On ne doit pas oublier que cette même communauté a endossé le qualificatif de « terroristes » pour désigner les Palestiniens et plus généralement les Arabes et particulièrement lorsqu’ils s’identifient musulmans. Dans un contexte de délitement des relations internationales et de la res publica, peu de voix s’élèvent, au niveau de la communauté internationale, contre de telles qualifications. Des excuses du ministre des Affaires étrangères suffisent-elles à laver l’affront ?
Non, il est profond et vient de la mise en esclavage, de la colonisation et du vol commis par la France sous la forme d’une dette illégale obtenue uniquement dans un rapport de force au détriment de l’Etat haïtien : 15 navires pointant leurs canons sur la ville de Port au Prince jusqu’à l’obtention de la signature de la reconnaissance de dette. Il vient de la rage française d’avoir perdu cette île, l’une des plus riches de l’espace caraïbe; la même rage s’exprime pour avoir dû abandonner sa colonie algérienne. Le récit national français ne se remet pas de ces pertes. Alors lorsque l’autre habite un pays non seulement petit mais face à une crise institutionnelle d’une immense gravité, plutôt que d’analyser les raisons du mal développement de Haïti, on insulte son peuple. Petite vengeance mais grand symbole du processus colonial et de l’expression de la colonialité du pouvoir. Il n’est pas le seul, l’ex futur président des Etats Unis n’a-t-il pas affirmé, durant sa dernière campagne, que les Haïtiens se nourrissaient de chiens ?

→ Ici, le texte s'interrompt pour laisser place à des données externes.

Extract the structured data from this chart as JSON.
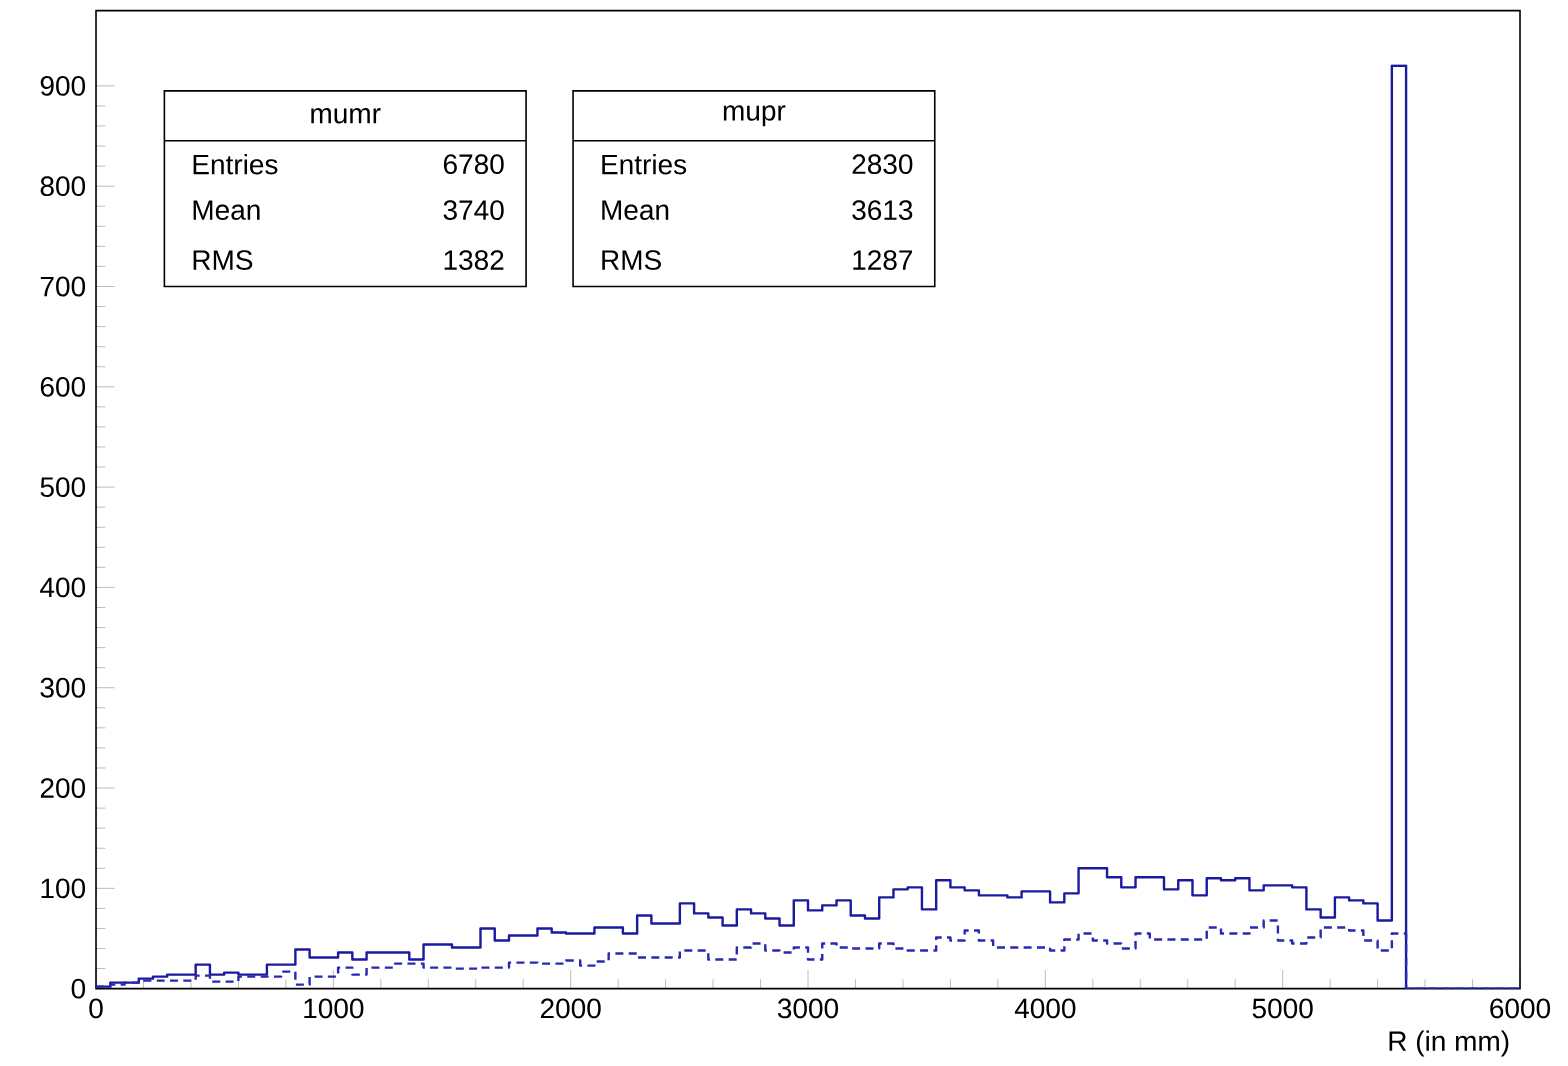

Ces insultes n’ont comme objectif que de déshumaniser le peuple haïtien mais surtout de le délégitimer dans ses revendications de son droit à l’autodétermination et à sa souveraineté politique. Quand certaines personnes refusent de penser, ils en viennent aux attaques ad hominem. N’oublions pas que ces deux présidents ont une histoire de vol avec Haïti ; la France avec une dette illégale qui est ni plus ni moins qu’un vol, les Etats Unis avec un autre vol qui a consisté à vider, en 1914, les banques haïtiennes de leur or. Or toujours sur le territoire nord-américain.
Ceux qui prétendent dominer le monde actuel sont ceux qui le mène vers sa perte ; tournons nos yeux vers la Palestine, le Yémen, Haïti et vers combien d’autres pays et peuples dont la mise à mort est le souhait sublimé de la colonialité du pouvoir…
Haïti ne peut rester seul, la mise en place d’un processus de réparations collectives et politiques est l’alternative pour libérer ce pays et son peuple des tentacules mortifères du colonialisme et des velléités impérialistes.